- Born: 1959
- Died: 2019 (aged 59–60)
- Education: Carnegie Mellon University
- Occupation: archivist
- Known for: authority on Andy Warhol

= Matt Wrbican =

American archivist (1959–2019)

Matt Wrbican (1959–2019) was an American archivist and authority on the life of the artist Andy Warhol. He earned his BFA in Painting and MFA in Intermedia/Electronic Art from Carnegie Mellon University (CMU), where he studied with Bruce Breland. He began working with the Warhol Archive in 1991 in New York City and became Chief Archivist of The Andy Warhol Museum in Pittsburgh, Pennsylvania, United States.

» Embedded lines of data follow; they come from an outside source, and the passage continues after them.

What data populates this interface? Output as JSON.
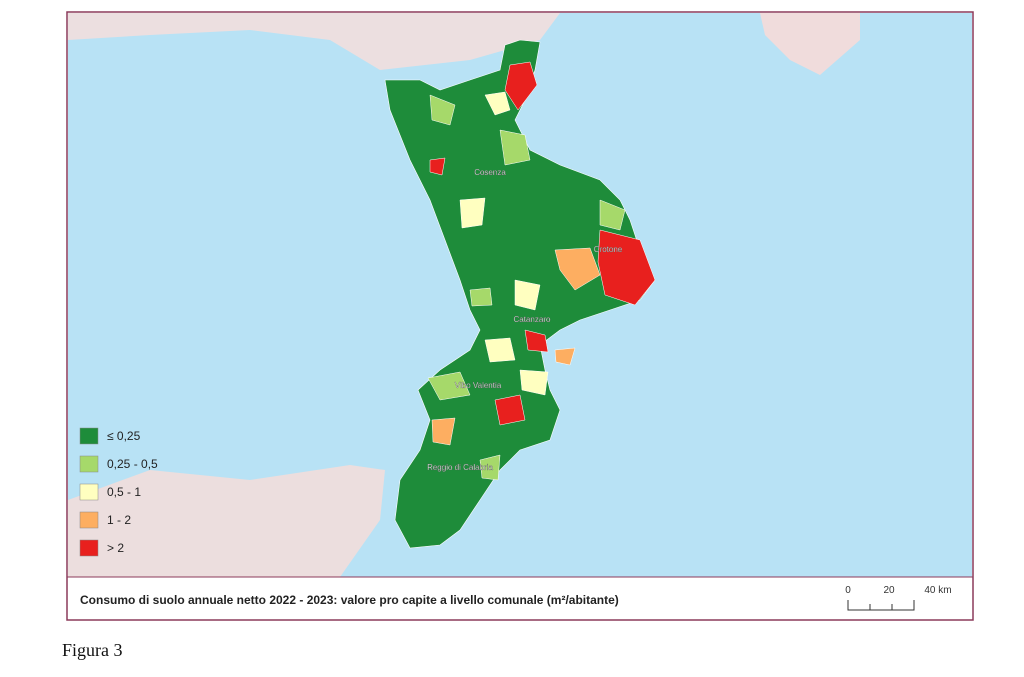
{
  "map": {
    "labels": [
      "Cosenza",
      "Crotone",
      "Catanzaro",
      "Vibo Valentia",
      "Reggio di Calabria"
    ]
  },
  "legend": {
    "items": [
      {
        "label": "≤ 0,25",
        "color": "#1e8c3a"
      },
      {
        "label": "0,25 - 0,5",
        "color": "#a6d96a"
      },
      {
        "label": "0,5 - 1",
        "color": "#ffffc0"
      },
      {
        "label": "1 - 2",
        "color": "#fdae61"
      },
      {
        "label": "> 2",
        "color": "#e8201e"
      }
    ]
  },
  "caption": "Consumo di suolo annuale netto 2022 - 2023: valore pro capite a livello comunale (m²/abitante)",
  "scale": {
    "labels": [
      "0",
      "20",
      "40 km"
    ]
  },
  "figure_label": "Figura 3"
}
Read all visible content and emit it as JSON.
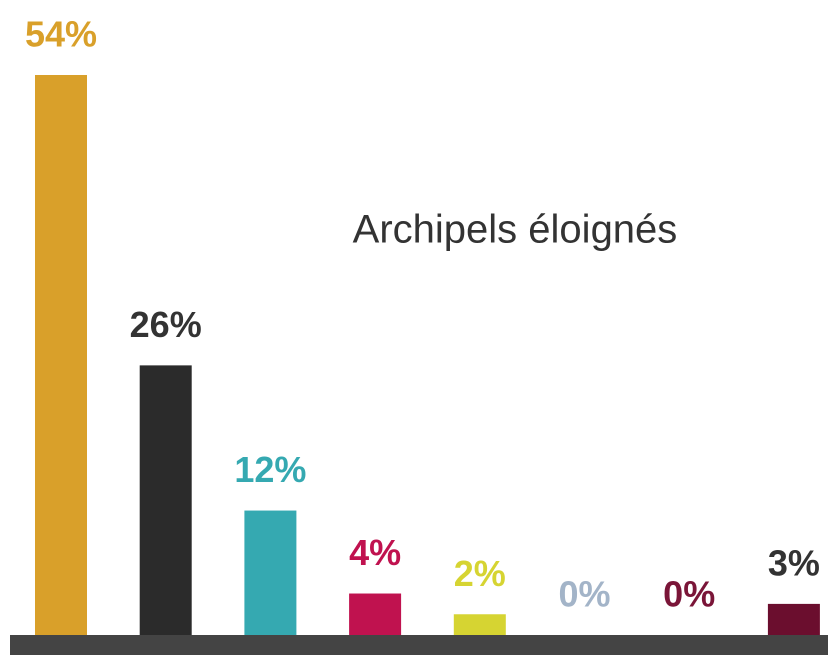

He managed the Archive and Warhol's Time Capsules for more than two decades at the Warhol Museum, where he unpacked, processed, preserved, and documented an estimated 500,000 objects. His last book is A is for Archive: Warhol's World from A to Z (Yale University Press, 2019). He also exhibited his artwork at the Pittsburgh Center for the Arts and Galleries. He died on Saturday, June 1, 2019, after a four-year battle with brain cancer.

==Blog==
The Warhol: Blog. Author: Matt Wrbican

==Books==
- Wrbican, Matt, Blake Gopnik, and Abigail Franzen-Sheehan. A Is for Archive. Warhol's World from a to Z. New Haven: Yale University Press, 2019.
- Alligood, Chad, Michael Jay McClure, and Matt Wrbican. Warhol's Nature, New York : Scala Arts Publishers, Inc., 2015.
- Wrbican, Matt, Andy Warhol, and Geralyn Huxley. Andy Warhol Treasures: [the Illustrated Story of Andy Warhol's Life and Work with Over 20 Facsimile Documents from His Personal Archive]. London: Goodman, 2011.
- Warhol, Andy, and Eva Meyer-Hermann. Andy Warhol: A Guide to 706 Items in 2 Hours 56 Minutes. Rotterdam: Nai Publishers, 2007.
- Wrbican, Matt. Andy Warhol's Time Capsules: A Guide to the Exhibition. Pittsburgh: Andy Warhol Museum, 2004.